Chapter One
I’ve imagined my wedding day since I was a little girl. Too young to understand love, but hooked on Disney princesses and all the dreams of happily ever after that come along with Cinderella and Snow White and Sleeping Beauty.
I wanted a beautiful dress, all white and wonderful. A veil with a tiara that sparkled on my head and made the thousands of people watching me walk down the aisle gasp and hold their hands to their heart and wipe tears of joy from their gleaming eyes. I dreamed of my prince, so handsome in his tuxedo, smiling at me as I floated towards him, carried by singing birds, or fluffy clouds, or some other ridiculous nonsense.
Turns out, real weddings aren’t like that.
Not at all.
I was under the impression that my wedding was going to be about Max and me, proclaiming our love for each other in front of the people who cared about us the most. And I thought planning it would be simple. We decide what we want and everyone is happy for us because it’s our day.
We want to get married on a beach, so everyone in our family says: Oh, what a wonderful idea!
We want to keep things small and intimate and so everyone in our family says: Of course! How lovely!
Is that even remotely the way things are going?
Hell no.
You really should get married in a church, says Mom. Formal weddings are so much more respectable.
Destination weddings are expensive, says Dad. It’s very selfish of you to expect us to take time off from work to travel. And pulling Charlie out of school…?
Are you dieting? You’ve got a dress and a bikini to fit into. I’d be dieting if I were you.
At least you don’t have to worry about being an old maid anymore.
What about your great aunt Sally? I know you haven’t seen her since you were six, but she’s going to be so offended if you don’t invite her…
And on.
And on.
And on.
And on.
It’s no wonder I’m a nervous wreck.
But, on the upside, all the barbed remarks from my parents have proven just exactly why Max is everything I have ever needed. For every doubt someone else plants in my head, he gives me a reason to trust my instincts and feel better about myself.
He loved the simplicity of a beach wedding and after I suggested it, we spent one whole week scouring maps of the coastal states and Googling favorite tourist destinations. Max was the one who found the town we eventually settled on. I wasn’t sold on it at first, but after hearing his explanations, I couldn’t be more excited about where we chose to get married.
It’s a small town in South Carolina. So small it barely exists. I can’t imagine there’s much to do there, which is why I kind of put up a fight when he first suggested it. But then Max explained why he loved it so much.
“First of all,” he said that night, pulling the phone with the million open search tabs of possible wedding locations out of my hands and kneeling in front of me. “Look at the name.”

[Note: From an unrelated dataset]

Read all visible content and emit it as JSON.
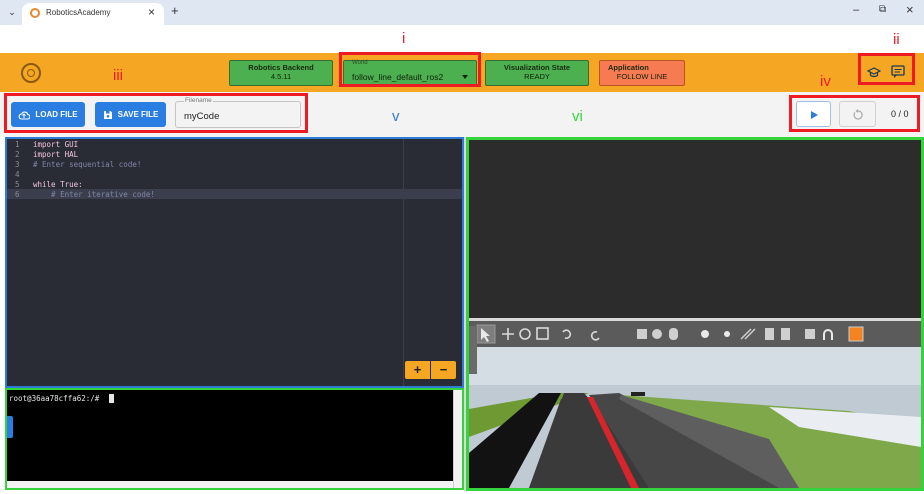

“Bliss?” I remember wrinkling my nose and shrugging my shoulders.
“Yes. Bliss. Can you think of a better place to get married than a town called Bliss?” I remember the way he smiled and I remember the way he looked at me.
Open.
Honest.
Warm. His bullet blue eyes didn’t look like weapons that night while he kneeled in front of me. There was too much love in them to look even remotely dangerous.
“Well, when you put it that way, it’s actually really poetic.”
He had smiled and nodded before continuing. “But you know what else, Chelsea? Don’t you think the very fact that there’s nothing to do but lounge on the beach and drink and fuck makes this the most perfect place for us to get married? You need some down time. You need to unwind. You push way too hard, baby. I mean look at you, your shoulders are so tense they look like they’ll break if I touch you.”
And of course, everything he said was true. So true that tears stung my eyes. I remember just nodding, my voice caught in the emotion locked in my throat. Leave it to Max to plan something for the way I need it to be done, not the way I think it should be done.
When I asked him when he wanted to get married, he didn’t hesitate while he came up with an answer. He already knew.
“October,” he said. “That’s when I first met you, and that’s when I want to make you mine.”
It had all seemed so perfect at the time. I cried and hugged him and we planned the whole thing out the way we wanted it, my parents be damned. And in the months leading up to it all, I couldn’t have been more pleased with myself.